A investigação trouxe à tona os seguintes elementos:
O esquema consistia na antecipação de minutas de decisões proferidas por ministros do STJ.
Esses documentos e informações privilegiadas eram repassados para lobistas e também para empresários do setor do agronegócio.
No dia 27 de maio, a Procuradoria Geral da República (PGR) apresentou denúncia formal contra nove investigados.
Entre os denunciados no esquema figuram o empresário Andreson de Oliveira Gonçalves, além de assessores lotados em gabinetes de ministros da Corte superior.
A Posição do STJ e a Questão do Foro Privilegiado
A principal queixa dos magistrados do STJ baseia-se na jurisdição aplicada ao caso.

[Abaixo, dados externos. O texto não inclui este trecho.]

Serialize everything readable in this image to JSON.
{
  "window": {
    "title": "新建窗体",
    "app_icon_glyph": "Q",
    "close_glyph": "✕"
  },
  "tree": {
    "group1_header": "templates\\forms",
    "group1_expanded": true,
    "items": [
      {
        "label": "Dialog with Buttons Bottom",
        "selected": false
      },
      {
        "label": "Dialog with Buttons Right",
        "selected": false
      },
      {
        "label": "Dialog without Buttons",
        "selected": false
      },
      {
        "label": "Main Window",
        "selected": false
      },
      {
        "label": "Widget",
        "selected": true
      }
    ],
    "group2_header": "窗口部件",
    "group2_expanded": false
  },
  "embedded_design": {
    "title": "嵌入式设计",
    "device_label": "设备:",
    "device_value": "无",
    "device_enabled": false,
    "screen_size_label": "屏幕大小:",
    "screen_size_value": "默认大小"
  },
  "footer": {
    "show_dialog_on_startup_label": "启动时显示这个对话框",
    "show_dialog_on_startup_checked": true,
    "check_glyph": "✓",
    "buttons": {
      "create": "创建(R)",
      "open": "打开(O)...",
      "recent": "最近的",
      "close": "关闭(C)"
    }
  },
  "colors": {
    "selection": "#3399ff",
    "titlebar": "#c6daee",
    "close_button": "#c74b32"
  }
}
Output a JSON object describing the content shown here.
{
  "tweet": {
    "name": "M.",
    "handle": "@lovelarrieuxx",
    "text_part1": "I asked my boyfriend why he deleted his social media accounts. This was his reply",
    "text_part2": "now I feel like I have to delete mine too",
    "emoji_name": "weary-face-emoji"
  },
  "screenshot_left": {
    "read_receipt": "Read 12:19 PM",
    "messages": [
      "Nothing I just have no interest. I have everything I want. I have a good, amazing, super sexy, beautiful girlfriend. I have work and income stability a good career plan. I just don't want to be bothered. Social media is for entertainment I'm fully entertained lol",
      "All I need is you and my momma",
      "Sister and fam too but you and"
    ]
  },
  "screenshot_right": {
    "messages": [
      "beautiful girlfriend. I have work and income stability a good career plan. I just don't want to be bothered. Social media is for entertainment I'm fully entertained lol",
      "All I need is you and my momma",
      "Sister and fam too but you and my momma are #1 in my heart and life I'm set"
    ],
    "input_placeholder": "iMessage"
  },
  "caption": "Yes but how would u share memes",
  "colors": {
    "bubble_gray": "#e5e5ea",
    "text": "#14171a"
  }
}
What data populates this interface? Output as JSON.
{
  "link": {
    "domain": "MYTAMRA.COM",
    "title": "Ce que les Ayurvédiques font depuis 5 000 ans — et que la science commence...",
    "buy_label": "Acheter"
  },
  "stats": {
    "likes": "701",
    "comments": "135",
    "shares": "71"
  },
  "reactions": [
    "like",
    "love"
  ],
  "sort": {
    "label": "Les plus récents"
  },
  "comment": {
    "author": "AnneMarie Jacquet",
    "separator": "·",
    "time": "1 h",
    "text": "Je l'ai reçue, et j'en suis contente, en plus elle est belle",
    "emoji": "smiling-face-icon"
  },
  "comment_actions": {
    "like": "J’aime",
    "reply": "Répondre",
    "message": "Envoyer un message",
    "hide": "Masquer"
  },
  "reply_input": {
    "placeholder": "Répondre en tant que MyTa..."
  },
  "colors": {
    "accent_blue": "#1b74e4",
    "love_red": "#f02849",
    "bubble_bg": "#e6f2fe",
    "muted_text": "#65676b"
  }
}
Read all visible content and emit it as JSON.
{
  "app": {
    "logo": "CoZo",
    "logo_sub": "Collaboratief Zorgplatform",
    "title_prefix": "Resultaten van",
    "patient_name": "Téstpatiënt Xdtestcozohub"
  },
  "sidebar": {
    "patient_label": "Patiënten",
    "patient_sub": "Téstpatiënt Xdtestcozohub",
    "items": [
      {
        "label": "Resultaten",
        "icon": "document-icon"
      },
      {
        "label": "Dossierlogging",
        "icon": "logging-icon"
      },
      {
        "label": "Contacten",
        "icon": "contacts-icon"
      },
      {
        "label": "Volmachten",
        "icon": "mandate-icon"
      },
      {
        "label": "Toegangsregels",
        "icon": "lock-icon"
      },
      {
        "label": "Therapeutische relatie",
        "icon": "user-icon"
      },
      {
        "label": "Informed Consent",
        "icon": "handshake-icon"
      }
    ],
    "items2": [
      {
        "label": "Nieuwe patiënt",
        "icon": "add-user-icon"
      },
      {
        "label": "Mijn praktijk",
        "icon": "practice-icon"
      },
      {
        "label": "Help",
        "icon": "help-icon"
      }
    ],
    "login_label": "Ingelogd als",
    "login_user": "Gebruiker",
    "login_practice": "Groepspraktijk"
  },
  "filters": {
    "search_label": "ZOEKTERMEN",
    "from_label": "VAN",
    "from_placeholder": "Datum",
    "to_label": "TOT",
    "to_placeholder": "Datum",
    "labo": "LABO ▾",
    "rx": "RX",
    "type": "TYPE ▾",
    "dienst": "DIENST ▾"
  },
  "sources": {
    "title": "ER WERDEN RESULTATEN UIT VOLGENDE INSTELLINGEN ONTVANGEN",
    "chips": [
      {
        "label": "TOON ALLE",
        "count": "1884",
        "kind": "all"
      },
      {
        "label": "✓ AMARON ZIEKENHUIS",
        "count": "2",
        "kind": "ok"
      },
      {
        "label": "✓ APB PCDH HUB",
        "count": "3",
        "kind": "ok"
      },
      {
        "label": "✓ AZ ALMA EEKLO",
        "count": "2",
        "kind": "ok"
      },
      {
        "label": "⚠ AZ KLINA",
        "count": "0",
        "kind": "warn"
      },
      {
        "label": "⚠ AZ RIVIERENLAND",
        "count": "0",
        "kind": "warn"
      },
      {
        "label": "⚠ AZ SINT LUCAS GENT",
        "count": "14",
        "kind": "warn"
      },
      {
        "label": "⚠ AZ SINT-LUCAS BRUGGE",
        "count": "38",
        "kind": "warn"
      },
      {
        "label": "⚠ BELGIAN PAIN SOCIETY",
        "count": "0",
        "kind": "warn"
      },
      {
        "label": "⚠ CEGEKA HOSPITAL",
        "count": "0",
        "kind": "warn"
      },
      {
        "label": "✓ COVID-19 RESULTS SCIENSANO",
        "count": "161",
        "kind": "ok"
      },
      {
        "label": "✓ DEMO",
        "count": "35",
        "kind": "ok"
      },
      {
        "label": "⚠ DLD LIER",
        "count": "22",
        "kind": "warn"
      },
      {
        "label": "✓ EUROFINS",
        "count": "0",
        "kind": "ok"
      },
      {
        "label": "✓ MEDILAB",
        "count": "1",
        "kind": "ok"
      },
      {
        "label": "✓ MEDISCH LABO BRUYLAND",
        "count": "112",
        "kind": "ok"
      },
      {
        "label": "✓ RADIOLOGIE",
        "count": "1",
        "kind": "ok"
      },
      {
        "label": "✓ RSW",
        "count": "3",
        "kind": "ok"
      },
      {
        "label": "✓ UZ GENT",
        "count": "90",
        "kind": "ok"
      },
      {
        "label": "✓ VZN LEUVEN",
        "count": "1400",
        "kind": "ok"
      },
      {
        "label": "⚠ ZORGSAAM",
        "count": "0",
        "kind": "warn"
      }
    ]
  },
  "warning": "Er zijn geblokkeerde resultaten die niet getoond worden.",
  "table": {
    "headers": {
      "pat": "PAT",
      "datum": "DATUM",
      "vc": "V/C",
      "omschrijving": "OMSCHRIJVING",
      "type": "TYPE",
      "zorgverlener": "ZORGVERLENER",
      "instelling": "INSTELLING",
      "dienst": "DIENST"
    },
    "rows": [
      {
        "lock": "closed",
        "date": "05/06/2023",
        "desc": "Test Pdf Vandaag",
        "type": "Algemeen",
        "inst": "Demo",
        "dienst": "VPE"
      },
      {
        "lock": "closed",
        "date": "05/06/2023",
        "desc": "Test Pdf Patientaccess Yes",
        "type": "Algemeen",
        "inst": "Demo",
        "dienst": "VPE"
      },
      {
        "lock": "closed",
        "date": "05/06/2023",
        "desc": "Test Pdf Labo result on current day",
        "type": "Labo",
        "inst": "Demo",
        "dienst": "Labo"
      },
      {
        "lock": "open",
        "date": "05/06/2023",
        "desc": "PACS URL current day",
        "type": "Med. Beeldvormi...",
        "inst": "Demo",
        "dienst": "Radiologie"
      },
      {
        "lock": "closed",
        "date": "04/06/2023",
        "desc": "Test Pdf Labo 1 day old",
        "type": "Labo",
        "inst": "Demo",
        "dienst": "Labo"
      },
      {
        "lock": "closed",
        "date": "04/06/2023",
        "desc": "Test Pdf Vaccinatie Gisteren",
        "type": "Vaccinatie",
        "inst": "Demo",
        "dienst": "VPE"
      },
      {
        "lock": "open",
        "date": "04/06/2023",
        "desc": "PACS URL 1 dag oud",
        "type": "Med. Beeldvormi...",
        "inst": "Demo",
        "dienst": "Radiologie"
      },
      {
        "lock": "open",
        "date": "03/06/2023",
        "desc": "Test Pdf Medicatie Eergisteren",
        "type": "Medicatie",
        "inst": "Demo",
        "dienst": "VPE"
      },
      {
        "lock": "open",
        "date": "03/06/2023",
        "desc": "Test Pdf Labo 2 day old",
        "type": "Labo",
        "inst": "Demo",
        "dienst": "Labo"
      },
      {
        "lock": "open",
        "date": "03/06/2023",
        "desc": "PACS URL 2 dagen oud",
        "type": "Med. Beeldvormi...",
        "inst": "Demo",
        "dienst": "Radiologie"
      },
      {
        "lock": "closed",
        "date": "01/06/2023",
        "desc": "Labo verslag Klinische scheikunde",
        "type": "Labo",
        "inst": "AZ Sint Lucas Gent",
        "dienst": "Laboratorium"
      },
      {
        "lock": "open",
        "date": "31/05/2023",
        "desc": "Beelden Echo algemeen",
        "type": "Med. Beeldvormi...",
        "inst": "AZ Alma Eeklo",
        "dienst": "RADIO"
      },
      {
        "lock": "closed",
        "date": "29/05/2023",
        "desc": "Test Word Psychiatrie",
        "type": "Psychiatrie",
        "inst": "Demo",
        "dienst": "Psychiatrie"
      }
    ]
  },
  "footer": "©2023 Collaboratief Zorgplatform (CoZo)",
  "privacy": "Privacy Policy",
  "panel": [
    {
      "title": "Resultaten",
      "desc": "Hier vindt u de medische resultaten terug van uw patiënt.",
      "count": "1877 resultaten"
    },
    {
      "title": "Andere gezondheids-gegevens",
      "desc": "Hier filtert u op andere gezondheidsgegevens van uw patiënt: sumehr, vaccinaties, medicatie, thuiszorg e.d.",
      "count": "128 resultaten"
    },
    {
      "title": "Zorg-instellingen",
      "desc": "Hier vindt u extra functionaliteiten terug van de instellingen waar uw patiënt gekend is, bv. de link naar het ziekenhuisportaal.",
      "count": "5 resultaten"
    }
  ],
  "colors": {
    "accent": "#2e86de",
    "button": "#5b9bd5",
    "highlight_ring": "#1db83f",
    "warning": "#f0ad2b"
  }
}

Há um sentimento generalizado entre os membros da Corte, que atualmente conta com 33 integrantes, de que o processo deveria ser remetido à 1ª Instância da Justiça Federal.
Os argumentos levantados pelos ministros do STJ incluem:
Nenhum dos nove indivíduos denunciados pela PGR possui foro privilegiado que exija o julgamento na Suprema Corte.
Eles avaliam que não existem razões jurídicas consistentes para manter o julgamento do caso circunscrito à 1ª Turma do STF.
A manutenção desta investigação no Supremo provoca um mal-estar interno e impõe uma pressão institucional considerada desnecessária.
Paralelamente à disputa de competência, a Polícia Federal (PF) segue com os trabalhos investigativos, procurando indícios que possam confirmar o efetivo envolvimento de alguma autoridade detentora de foro privilegiado no esquema.